Carol Goodman’s interest in Latin and Art and Literature is obvious. The first novel I read by her, The Lake of Dead Languages concerned a Latin teacher at a private girls’ school. The Drowning Tree tells the story of Juno  McKay, a woman who runs a glass business (she’s in the business of building and restoring stained glass windows and is currently working on the reconstruction of a beautiful window from her old  school, Penrose College.) The novel is steeped in Greek and Roman mythology.

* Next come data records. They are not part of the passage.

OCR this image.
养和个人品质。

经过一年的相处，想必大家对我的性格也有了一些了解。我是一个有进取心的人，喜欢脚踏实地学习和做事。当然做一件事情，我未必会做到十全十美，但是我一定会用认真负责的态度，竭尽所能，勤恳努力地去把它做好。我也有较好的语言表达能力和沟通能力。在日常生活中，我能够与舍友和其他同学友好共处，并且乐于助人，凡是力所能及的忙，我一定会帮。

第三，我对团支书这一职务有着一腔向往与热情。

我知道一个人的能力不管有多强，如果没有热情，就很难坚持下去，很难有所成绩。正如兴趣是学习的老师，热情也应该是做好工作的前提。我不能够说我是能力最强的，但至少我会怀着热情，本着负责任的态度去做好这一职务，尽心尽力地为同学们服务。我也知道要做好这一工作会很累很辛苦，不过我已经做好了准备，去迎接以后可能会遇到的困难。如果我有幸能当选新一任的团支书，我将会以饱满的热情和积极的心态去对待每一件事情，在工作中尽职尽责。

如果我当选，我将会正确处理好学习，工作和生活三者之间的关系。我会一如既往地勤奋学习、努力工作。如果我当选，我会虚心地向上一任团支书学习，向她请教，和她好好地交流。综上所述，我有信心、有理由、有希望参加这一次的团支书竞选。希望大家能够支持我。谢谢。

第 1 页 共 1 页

Juno’s best friend from college is the beautiful and wildly smart, Christine. She blows into town to deliver a lecture about Augustus Penrose and his wife Eugenie and her sister, Clare and the very window Juno is currently restoring. After the lecture, Christine disappears. Juno spends the next 300 pages trying to figure out what happened to Christine and why.

My feelings about The Drowning Tree are lukewarm, I’m sad to say. Goodman is a fine writer. She clearly cares about the craft and her work has depth…but she’s supposed to be a writer of literary thrillers and her books (at least the two I’ve read) move slower than cold molasses. Nothing. Happens.

In fact, in The Drowning Tree, it isn’t until Juno’s long- institutionalized husband, Neil, makes a reappearance some 200 pages into the book that things start to perk up a little. I guess Juno herself just isn’t engaging enough to carry the novel all on her own. And the book’s central mysteries –  what happened to Christine and what was the deal with Eugenie and her sister –  aren’t compelling enough to hold 338 pages aloft.

Perhaps it’s the publisher that does Goodman a disservice by calling the book a “literary thriller”. Literary for sure; thrilling, no way.